The progress in executing a given program, as given by a particular concrete pipeline state, consists in

  • which instructions of the program have already retired from the pipeline,

  • how far other instructions of the program have progressed in the pipeline,

  • how many instructions to be executed next have been prefetched into prefetch queues,

  • how far operations dispatched by instructions currently in the pipeline have progressed in the pipelined functional units,

  • how many outstanding stores are still in the store buffer.

An abstract state of an instruction pipeline, as we envision it, should look much like a concrete pipeline state. However, the interpretation (concretization) is different:

  • Any progress of an instruction in the abstract pipeline state is a guaranteed progress of the instruction.

  • the contents of the abstract prefetch queue is a sequence of instructions, guaranteed to have been prefetched,

  • the progress of dispatched operations in the functional units is guaranteed progress, and

  • the stores removed from the store buffer have definitely been performed, the ones still in the store buffer may be still outstanding.

This notion of progress is the basis for defining a partial order of the abstract pipeline domain.

Let us discuss the implication for the pipeline architecture. It means that the pipelines should be an in-order pipeline, i.e., without reordering of instructions. An out-of-order pipeline admits several dynamically selected schedules of a given sequence of instructions. The join function would be applied to the different schedules resulting in an abstract pipeline state where each instruction is recorded with its slowest possible progress. Thus the effect of out-of-order execution would be completely lost in the pipeline analysis.

A first step towards abstractable pipelines has been done in [18]. We proposed a strictly in-order pipeline, i.e., one where no phase of a later instruction can block execution of a phase of an earlier instruction.
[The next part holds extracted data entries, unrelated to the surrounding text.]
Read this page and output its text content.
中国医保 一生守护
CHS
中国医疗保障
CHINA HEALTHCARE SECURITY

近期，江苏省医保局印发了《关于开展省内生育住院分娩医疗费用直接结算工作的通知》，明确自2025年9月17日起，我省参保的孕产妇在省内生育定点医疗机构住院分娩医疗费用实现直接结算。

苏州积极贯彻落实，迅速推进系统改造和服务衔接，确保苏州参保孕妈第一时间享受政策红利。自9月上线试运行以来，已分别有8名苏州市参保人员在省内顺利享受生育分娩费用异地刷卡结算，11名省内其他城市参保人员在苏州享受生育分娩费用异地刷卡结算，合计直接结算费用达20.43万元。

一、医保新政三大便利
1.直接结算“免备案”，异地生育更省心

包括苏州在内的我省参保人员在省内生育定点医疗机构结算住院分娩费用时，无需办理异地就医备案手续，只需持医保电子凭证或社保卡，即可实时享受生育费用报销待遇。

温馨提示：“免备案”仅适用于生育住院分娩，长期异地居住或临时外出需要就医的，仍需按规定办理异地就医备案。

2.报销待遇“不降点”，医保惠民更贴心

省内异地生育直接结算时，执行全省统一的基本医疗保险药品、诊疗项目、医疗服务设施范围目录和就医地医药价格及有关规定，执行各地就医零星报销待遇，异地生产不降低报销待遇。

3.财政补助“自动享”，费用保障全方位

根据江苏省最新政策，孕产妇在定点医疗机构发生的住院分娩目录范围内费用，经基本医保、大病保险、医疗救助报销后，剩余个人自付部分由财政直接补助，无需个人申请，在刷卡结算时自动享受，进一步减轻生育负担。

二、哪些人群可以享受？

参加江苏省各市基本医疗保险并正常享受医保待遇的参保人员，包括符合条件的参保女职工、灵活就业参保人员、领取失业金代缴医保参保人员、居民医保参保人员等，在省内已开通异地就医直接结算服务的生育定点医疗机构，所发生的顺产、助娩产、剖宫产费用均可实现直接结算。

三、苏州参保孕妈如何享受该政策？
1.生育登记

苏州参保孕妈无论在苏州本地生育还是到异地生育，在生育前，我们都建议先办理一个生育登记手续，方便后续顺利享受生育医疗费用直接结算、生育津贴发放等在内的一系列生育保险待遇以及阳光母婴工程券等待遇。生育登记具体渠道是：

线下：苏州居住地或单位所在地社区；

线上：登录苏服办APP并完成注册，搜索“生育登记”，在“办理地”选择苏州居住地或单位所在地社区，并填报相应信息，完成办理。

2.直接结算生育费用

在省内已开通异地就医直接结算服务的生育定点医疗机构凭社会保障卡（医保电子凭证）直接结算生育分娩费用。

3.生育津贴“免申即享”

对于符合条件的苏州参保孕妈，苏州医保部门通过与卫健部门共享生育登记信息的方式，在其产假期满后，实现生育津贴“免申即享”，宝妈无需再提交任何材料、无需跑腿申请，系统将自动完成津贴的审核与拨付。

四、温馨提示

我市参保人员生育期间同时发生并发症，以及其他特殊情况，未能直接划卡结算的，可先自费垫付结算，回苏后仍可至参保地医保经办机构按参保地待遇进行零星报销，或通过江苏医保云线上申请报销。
This restriction excludes timing anomalies, which were still possible in in-order pipelines, against common beliefs. The simple pipeline design admits a compact abstract domain based on the maximally guaranteeable progress.
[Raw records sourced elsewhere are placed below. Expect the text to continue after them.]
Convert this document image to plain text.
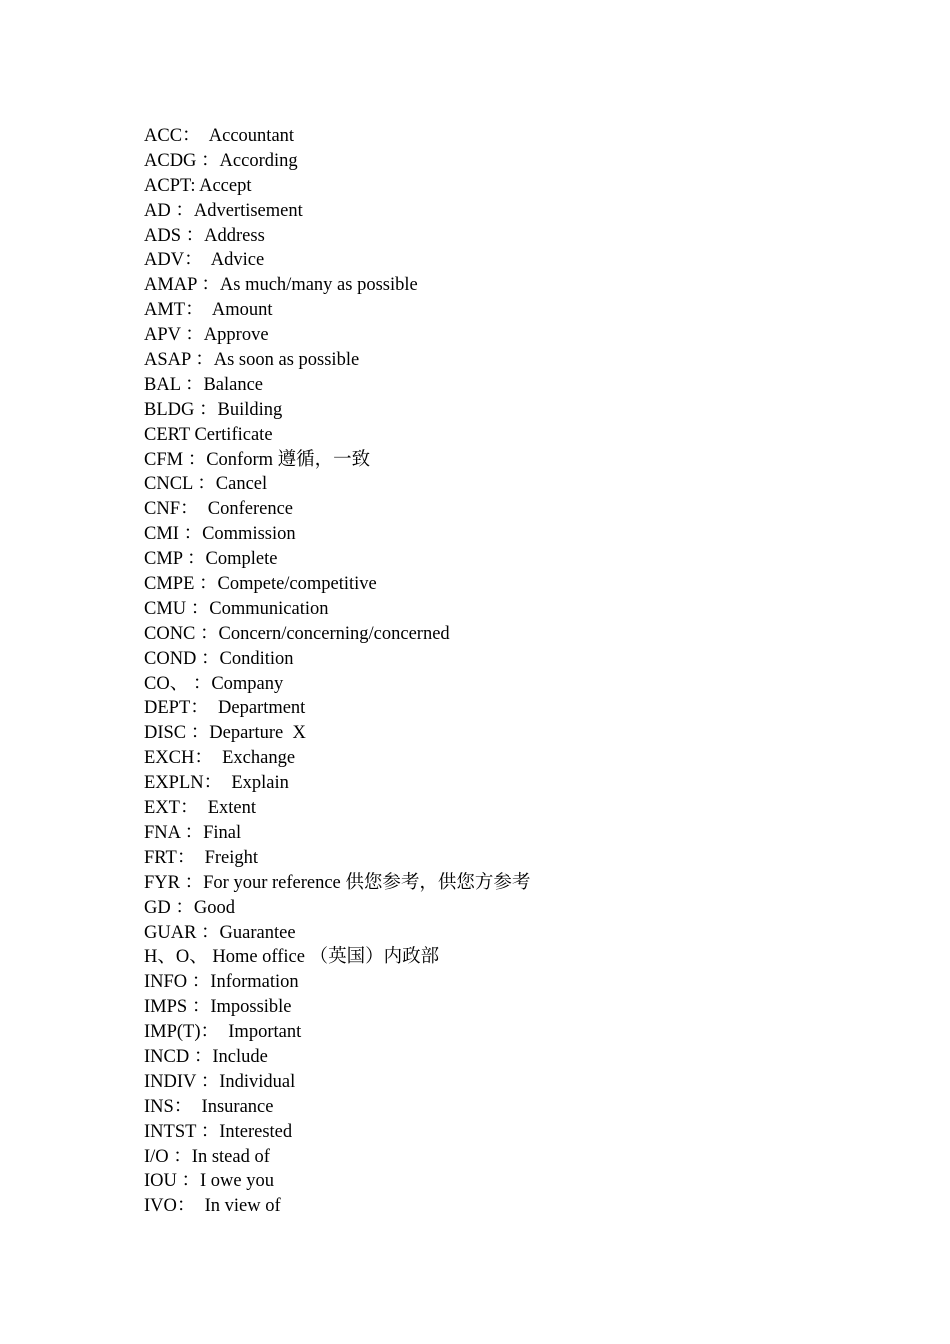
ACC：  Accountant
ACDG ：According
ACPT: Accept
AD ：Advertisement
ADS ：Address
ADV：  Advice
AMAP ：As much/many as possible
AMT：  Amount
APV ：Approve
ASAP ：As soon as possible
BAL ：Balance
BLDG ：Building
CERT Certificate
CFM ：Conform 遵循，一致
CNCL ：Cancel
CNF：  Conference
CMI ：Commission
CMP ：Complete
CMPE ：Compete/competitive
CMU ：Communication
CONC ：Concern/concerning/concerned
COND ：Condition
CO、 ：Company
DEPT：  Department
DISC ：Departure  X
EXCH：  Exchange
EXPLN：  Explain
EXT：  Extent
FNA ：Final
FRT：  Freight
FYR ：For your reference 供您参考，供您方参考
GD ：Good
GUAR ：Guarantee
H、O、 Home office （英国）内政部
INFO ：Information
IMPS ：Impossible
IMP(T)：  Important
INCD ：Include
INDIV ：Individual
INS：  Insurance
INTST ：Interested
I/O ：In stead of
IOU ：I owe you
IVO：  In view of
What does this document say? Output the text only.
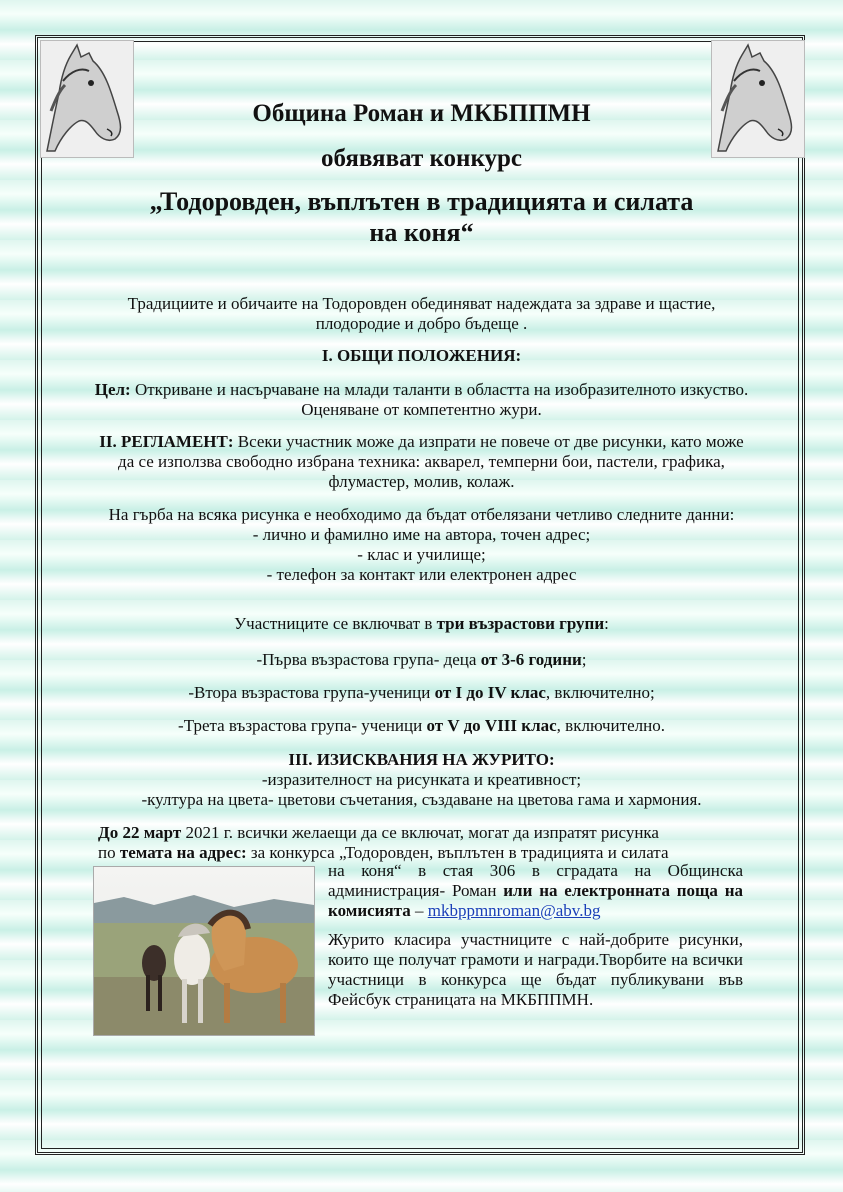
Община Роман и МКБППМН

обявяват конкурс

„Тодоровден, въплътен в традицията и силата на коня“

Традициите и обичаите на Тодоровден обединяват надеждата за здраве и щастие, плодородие и добро бъдеще .

I. ОБЩИ ПОЛОЖЕНИЯ:

Цел: Откриване и насърчаване на млади таланти в областта на изобразителното изкуство. Оценяване от компетентно жури.

II. РЕГЛАМЕНТ: Всеки участник може да изпрати не повече от две рисунки, като може да се използва свободно избрана техника: акварел, темперни бои, пастели, графика, флумастер, молив, колаж.

На гърба на всяка рисунка е необходимо да бъдат отбелязани четливо следните данни:
- лично и фамилно име на автора, точен адрес;
- клас и училище;
- телефон за контакт или електронен адрес

Участниците се включват в три възрастови групи:

-Първа възрастова група- деца от 3-6 години;

-Втора възрастова група-ученици от I до IV клас, включително;

-Трета възрастова група- ученици от V до VIII клас, включително.

III. ИЗИСКВАНИЯ НА ЖУРИТО:

-изразителност на рисунката и креативност;

-култура на цвета- цветови съчетания, създаване на цветова гама и хармония.

До 22 март 2021 г. всички желаещи да се включат, могат да изпратят рисунка
по темата на адрес: за конкурса „Тодоровден, въплътен в традицията и силата

на коня“ в стая 306 в сградата на Общинска администрация- Роман или на електронната поща на комисията – mkbppmnroman@abv.bg

Журито класира участниците с най-добрите рисунки, които ще получат грамоти и награди.Творбите на всички участници в конкурса ще бъдат публикувани във Фейсбук страницата на МКБППМН.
Pipeline analysis is typically performed on basic blocks. For each predecessor block of a basic block to be analyzed it has produced a final abstract state. These final states need to be combined to an initial state by applying the join function of the abstract domain. Different predecessor basic blocks will consist of different instruction sequences, such that their final abstract states will have different subsequences of instructions in the pipeline. Joining the set of abstract final states would roughly correspond to flushing the pipeline, a costly approach if the pipeline is deep. The efficiency gain of overlapping execution across basic-block boundaries would always get lost. A way out of this dilemma could consist in delaying the join at the beginning of basic blocks until the remaining instructions of the predecessor blocks have retired.

4 Conclusions

We have shown how the architectural basis of static timing analysis influences the character of static timing analysis, which includes a particular instance of abstract interpretation as its most important component. In particular, we have described how two important transformations of the underlying complex cartesian-product domain were needed and successfully used to arrive at efficient analyses.